Now, as a new California law threatens to upend its source of cheap labor, Uber is pointing to the ways in which it has attempted to diversify — into food and freight delivery, for example — to put a polish on the argument that its drivers are still independent contractors peripheral to its higher mission.

“Drivers’ work is outside the usual course of Uber’s business, which is serving as a technology platform for several different types of digital marketplaces,” Tony West, the company’s chief legal officer, said in an interview with reporters Wednesday.

Uber has generated billions of dollars from the labor of its drivers without the expense of treating them as employees. California is poised to disrupt that business model, and the ride-hailing behemoth is gearing up for another legal fight.

Under Assembly Bill 5, which has cleared both houses of the California Legislature, workers in the gig economy would be entitled to a minimum wage and workers compensation if their duties are in the usual course of a company’s business.

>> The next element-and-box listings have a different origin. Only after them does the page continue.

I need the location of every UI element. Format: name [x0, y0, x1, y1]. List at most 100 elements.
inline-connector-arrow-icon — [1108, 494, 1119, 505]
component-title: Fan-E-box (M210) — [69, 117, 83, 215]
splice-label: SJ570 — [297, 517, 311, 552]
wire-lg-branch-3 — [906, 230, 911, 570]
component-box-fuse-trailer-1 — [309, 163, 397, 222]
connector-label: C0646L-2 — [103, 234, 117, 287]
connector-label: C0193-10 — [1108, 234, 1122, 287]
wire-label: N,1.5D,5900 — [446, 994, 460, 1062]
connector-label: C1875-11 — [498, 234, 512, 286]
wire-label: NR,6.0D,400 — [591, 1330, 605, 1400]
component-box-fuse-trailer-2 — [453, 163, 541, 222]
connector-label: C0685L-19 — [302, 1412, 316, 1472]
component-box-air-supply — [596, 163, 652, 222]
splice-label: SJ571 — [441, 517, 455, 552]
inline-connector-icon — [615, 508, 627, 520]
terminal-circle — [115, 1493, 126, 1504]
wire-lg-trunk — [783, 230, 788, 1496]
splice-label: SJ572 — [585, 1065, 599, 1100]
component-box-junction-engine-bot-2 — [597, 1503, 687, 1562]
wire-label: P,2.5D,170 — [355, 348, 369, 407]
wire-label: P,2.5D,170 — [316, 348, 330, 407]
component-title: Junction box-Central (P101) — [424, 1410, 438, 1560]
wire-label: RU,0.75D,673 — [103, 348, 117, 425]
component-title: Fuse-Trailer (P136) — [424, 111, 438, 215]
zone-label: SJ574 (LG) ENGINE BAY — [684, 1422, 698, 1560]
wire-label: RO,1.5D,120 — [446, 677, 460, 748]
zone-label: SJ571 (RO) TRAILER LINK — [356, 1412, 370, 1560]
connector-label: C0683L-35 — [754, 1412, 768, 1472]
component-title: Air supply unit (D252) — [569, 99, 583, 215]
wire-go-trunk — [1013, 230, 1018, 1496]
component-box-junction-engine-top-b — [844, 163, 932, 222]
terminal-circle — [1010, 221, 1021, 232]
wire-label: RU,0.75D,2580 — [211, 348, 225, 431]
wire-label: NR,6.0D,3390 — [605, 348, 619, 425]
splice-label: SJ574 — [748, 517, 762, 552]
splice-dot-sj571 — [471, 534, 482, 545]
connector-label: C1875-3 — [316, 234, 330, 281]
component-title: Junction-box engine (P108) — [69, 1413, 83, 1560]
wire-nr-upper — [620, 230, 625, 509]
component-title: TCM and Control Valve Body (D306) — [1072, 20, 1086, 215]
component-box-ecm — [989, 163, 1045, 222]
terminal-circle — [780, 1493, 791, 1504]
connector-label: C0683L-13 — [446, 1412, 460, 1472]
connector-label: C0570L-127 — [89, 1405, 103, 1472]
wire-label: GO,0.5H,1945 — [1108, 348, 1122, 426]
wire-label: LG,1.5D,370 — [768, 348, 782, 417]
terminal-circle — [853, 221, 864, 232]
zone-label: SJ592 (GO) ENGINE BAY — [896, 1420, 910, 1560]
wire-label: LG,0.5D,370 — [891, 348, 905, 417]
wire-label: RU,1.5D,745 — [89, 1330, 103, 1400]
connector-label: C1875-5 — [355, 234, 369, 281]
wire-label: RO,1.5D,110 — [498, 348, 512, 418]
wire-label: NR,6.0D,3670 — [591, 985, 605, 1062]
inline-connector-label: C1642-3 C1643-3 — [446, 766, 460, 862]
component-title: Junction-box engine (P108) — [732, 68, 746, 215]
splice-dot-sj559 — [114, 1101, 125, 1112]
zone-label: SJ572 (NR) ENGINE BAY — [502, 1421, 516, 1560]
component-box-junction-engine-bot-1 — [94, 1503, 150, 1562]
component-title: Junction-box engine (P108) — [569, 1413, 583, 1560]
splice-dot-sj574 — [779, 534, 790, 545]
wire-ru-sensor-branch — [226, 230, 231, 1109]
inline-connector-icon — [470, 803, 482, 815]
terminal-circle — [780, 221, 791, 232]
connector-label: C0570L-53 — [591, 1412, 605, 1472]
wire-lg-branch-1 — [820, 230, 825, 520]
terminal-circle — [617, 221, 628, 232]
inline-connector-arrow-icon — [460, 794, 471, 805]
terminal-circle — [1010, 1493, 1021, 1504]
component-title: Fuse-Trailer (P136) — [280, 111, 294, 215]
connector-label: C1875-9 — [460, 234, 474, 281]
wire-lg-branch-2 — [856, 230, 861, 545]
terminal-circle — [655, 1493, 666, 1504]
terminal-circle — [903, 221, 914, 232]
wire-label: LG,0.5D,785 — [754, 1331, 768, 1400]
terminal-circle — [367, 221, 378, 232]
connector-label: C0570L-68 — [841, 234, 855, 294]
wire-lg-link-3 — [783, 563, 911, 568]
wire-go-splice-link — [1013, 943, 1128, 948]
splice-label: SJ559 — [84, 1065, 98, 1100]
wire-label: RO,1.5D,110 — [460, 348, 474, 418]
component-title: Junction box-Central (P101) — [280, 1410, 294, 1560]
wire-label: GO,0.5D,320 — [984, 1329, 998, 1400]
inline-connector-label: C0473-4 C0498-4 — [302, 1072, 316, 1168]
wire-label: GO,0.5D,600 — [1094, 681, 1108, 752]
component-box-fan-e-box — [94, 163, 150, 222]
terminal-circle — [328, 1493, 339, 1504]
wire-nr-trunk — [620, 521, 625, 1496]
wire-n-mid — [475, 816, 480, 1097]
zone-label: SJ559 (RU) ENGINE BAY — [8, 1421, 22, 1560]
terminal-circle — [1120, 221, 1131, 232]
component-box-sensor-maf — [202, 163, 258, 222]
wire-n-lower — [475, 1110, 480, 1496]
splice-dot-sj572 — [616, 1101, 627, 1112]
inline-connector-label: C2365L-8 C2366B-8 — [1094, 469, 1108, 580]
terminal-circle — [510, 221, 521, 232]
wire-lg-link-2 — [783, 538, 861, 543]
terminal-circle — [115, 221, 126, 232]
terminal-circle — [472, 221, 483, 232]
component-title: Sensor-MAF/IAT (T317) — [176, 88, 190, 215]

The idea that drivers are not core to Uber’s business is one that elicits indignation from critics, but the company has long relied on a version of this argument in attempts to avoid treating drivers as employees. It lost one such ruling in 2016, when a U.K. judge batted down the claim with a very cheeky retort: “The lady doth protest too much.”

Proponents say the California bill, which has the support of Governor Gavin Newsom, will bring a groundbreaking shift to finally give workers their due. Uber and its allies say that if the bill becomes law, it may not meaningfully change the business model because there are still questions about which workers qualify.

“AB 5 doesn’t all of a sudden -- magic wand -- change everybody’s status to employee,” said West. Instead, new criteria would be used to determine whether workers are employees or contractors, he said. “Now, whether or not we win under that test in California remains to be seen.”

Skeptics say Uber may be too optimistic. While it’s used arbitration, litigation and settlements to thwart drivers’ attempts so far to be classified as employees, AB 5 could pose a significant risk to the company, especially if similar measures are adopted in other parts of the U.S., legal experts, academics and financial analysts say.

Uber is “whistling past the graveyard” if it underestimates how much AB 5 would favor drivers, said Jason Lohr, an employment lawyer in Uber’s hometown of San Francisco. Most of the state’s legal community expects the drivers would be considered employees, requiring Uber to provide worker-compensation insurance like any other employer, he said.